Targetkan Industri Migas, Rusia Tak Gentar dengan Sanksi Baru Amerika Serikat

Fibingunp – JAKARTA – Kementerian Luar Negeri Rusia pada hari Hari Sabtu mengecam sanksi-sanksi baru Amerika Serikat terhadap sektor energi Kota Moskow sebagai upaya untuk merusak perekonomian Rusia dengan risiko mengganggu kestabilan bursa global dan juga menegaskan bahwa Rusia akan terus melanjutkan proyek-proyek migas besar.
Sebuah pernyataan kementerian juga mengungkapkan bahwa Rusia akan menanggapi tindakan bermusuhan Washington, yang digunakan disampaikan pada hari Jumat, sambil menyusun strategi kebijakan luar negeri.
Pernyataan yang dimaksud mengungkapkan bahwa langkah-langkah yang disebutkan merupakan “upaya untuk mengakibatkan setidaknya beberapa kehancuran pada kegiatan ekonomi Rusia, bahkan dengan mengorbankan risiko mengacaukan pangsa dunia seiring dengan semakin dekatnya masa jabatan Presiden Joe Biden yang dimaksud memalukan.”
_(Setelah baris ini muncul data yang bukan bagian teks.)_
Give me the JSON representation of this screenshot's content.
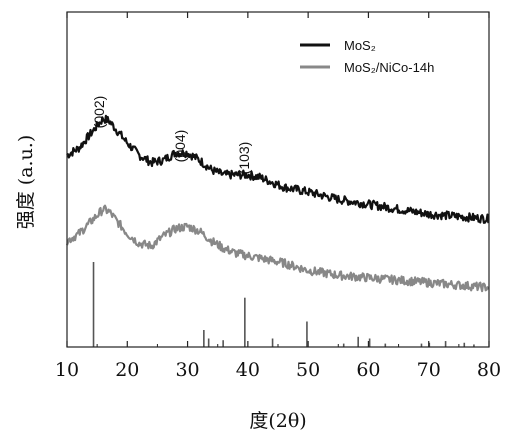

“Terlepas dari gejolak pada Gedung Putih kemudian intrik lobi Russophobia di tempat Barat, yang mencoba menyeret sektor energi dunia ke di ‘perang hibrida’ yang mana dilancarkan oleh Amerika Serikat terhadap Rusia, negara kami telah lama serta tetap saja menjadi pemain kunci lalu andal di tempat bursa komponen bakar global, ” demikian pernyataan resmi Kementerian Luar Negeri Rusia dilansir dari Reuters, Hari Senin (13/1/2025).
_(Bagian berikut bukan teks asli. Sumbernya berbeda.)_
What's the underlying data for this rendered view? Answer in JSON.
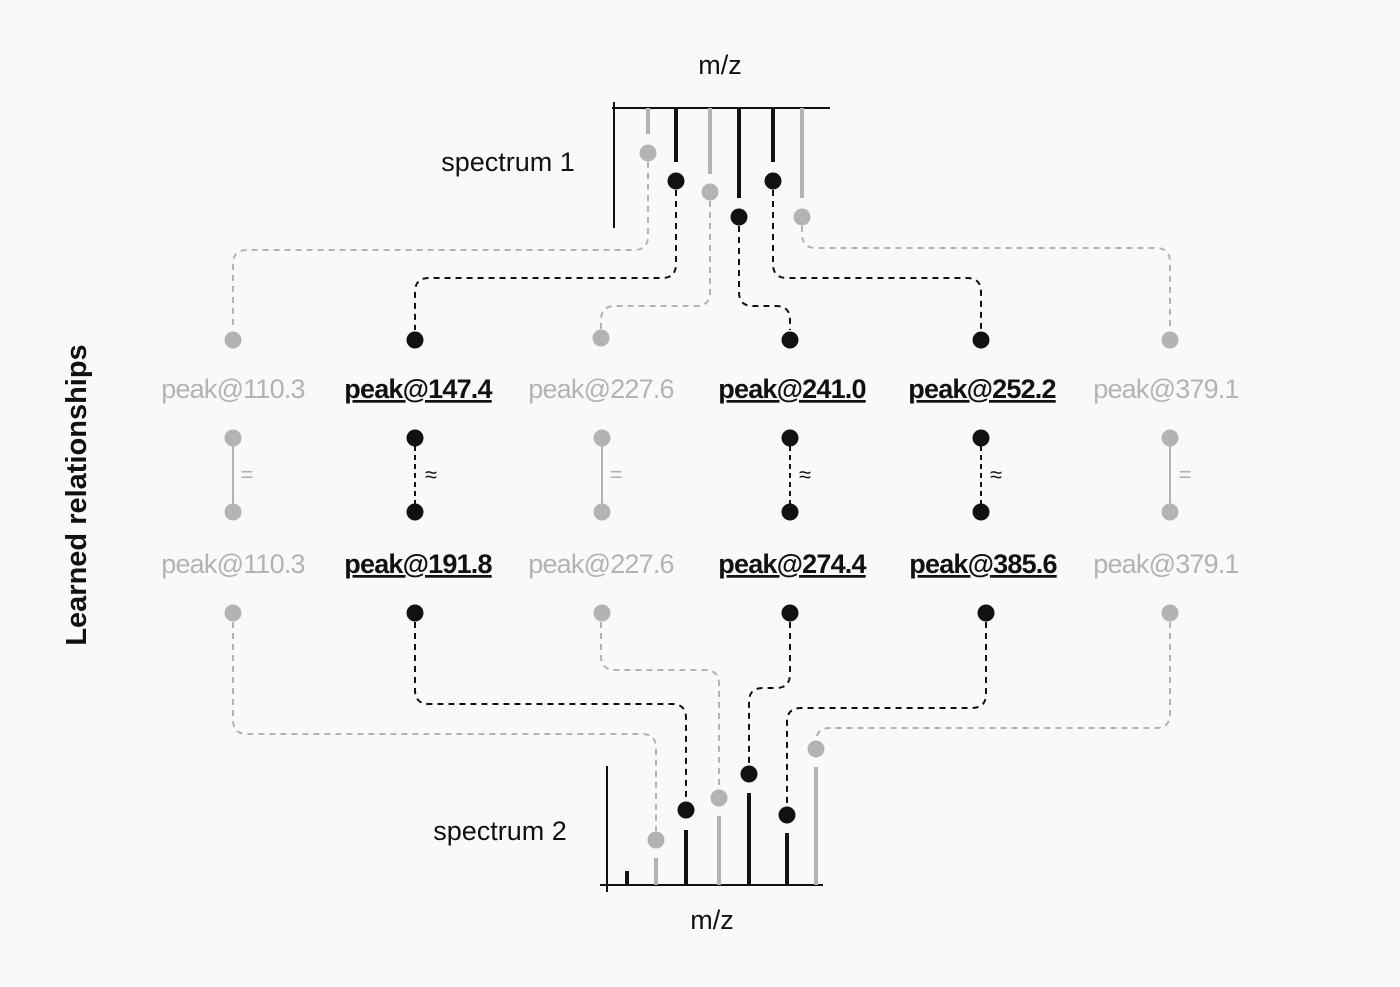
{
  "title": "Learned relationships",
  "spectrum1": {
    "label": "spectrum 1",
    "axis_label": "m/z"
  },
  "spectrum2": {
    "label": "spectrum 2",
    "axis_label": "m/z"
  },
  "colors": {
    "highlight": "#111111",
    "muted": "#b3b3b3",
    "background": "#f9f9f9"
  },
  "columns": [
    {
      "top": "peak@110.3",
      "bottom": "peak@110.3",
      "relation": "=",
      "highlighted": false
    },
    {
      "top": "peak@147.4",
      "bottom": "peak@191.8",
      "relation": "≈",
      "highlighted": true
    },
    {
      "top": "peak@227.6",
      "bottom": "peak@227.6",
      "relation": "=",
      "highlighted": false
    },
    {
      "top": "peak@241.0",
      "bottom": "peak@274.4",
      "relation": "≈",
      "highlighted": true
    },
    {
      "top": "peak@252.2",
      "bottom": "peak@385.6",
      "relation": "≈",
      "highlighted": true
    },
    {
      "top": "peak@379.1",
      "bottom": "peak@379.1",
      "relation": "=",
      "highlighted": false
    }
  ]
}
Langkah-langkah ini merupakan paket sanksi Amerika Serikat paling luas, yang digunakan sejauh ini memiliki target pendapatan minyak lalu gas Rusia, bagian dari langkah-langkah untuk memberikan pengaruh untuk Kyiv lalu pemerintahan Donald Trump yang dimaksud akan datang untuk mencapai kesepakatan mengakhiri konflik di dalam Ukraina.
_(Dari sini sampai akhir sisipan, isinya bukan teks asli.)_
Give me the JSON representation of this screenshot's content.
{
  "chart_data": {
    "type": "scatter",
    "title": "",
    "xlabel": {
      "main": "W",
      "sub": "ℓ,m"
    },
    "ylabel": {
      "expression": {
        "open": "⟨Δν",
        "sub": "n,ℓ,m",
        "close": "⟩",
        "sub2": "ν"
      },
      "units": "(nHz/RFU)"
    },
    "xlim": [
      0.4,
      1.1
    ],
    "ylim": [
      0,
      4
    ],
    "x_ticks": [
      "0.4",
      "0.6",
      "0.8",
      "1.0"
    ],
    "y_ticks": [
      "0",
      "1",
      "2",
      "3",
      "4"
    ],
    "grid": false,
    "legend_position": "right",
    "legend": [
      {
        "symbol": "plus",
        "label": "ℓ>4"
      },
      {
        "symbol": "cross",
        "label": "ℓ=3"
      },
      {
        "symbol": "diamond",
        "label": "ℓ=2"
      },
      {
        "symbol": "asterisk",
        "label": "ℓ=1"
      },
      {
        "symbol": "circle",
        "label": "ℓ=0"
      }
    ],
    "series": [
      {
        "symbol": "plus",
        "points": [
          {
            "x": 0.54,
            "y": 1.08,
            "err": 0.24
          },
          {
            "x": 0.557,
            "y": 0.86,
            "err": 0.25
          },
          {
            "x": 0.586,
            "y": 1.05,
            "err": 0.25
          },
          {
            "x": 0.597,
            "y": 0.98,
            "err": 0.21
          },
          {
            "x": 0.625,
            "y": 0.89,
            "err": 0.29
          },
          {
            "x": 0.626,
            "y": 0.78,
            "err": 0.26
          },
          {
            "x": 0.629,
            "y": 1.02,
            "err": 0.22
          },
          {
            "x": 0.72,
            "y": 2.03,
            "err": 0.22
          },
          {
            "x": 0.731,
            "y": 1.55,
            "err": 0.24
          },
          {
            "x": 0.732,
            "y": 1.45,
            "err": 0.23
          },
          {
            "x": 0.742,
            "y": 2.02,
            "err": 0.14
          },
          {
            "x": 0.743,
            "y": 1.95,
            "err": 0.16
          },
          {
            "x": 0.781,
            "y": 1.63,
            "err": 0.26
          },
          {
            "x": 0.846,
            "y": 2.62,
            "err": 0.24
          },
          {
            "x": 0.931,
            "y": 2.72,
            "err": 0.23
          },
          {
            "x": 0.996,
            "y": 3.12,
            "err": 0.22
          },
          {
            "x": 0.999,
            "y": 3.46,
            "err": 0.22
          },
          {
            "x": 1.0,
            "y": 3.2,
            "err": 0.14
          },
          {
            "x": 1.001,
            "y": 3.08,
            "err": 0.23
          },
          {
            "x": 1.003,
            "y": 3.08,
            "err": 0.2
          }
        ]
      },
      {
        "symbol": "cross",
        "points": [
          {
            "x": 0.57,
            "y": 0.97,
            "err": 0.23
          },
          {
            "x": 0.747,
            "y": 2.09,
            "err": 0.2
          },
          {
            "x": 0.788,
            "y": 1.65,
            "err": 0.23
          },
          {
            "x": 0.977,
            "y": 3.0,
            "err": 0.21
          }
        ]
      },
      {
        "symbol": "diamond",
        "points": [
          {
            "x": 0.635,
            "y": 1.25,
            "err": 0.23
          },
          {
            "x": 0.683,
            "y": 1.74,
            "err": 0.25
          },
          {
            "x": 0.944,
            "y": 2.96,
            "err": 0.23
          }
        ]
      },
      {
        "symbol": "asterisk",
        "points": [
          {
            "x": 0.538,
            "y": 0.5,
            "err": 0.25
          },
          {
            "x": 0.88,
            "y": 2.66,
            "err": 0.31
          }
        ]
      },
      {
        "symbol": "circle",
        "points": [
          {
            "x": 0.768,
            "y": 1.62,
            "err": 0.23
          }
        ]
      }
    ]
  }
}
Departemen Keuangan Negeri Paman Sam menjatuhkan sanksi terhadap Gazprom Neft lalu Surgutneftegas, yang mengeksplorasi, memproduksi, serta mengedarkan minyak dan juga 183 kapal yang dimaksud sudah mengirimkan minyak Rusia, banyak di area antaranya berada pada armada bayangan tanker yang dimaksud sudah ada tua yang dimaksud dioperasikan oleh perusahaan-perusahaan non-Barat.
Presiden negeri Ukraina Volodymyr Zelenskiy mengungkapkan tindakan-tindakan ini akan “memberikan pukulan yang signifikan” untuk Moskow. Semakin sedikit pendapatan yang mana diperoleh Rusia dari minyak… semakin cepat perdamaian akan pulih,” katanya.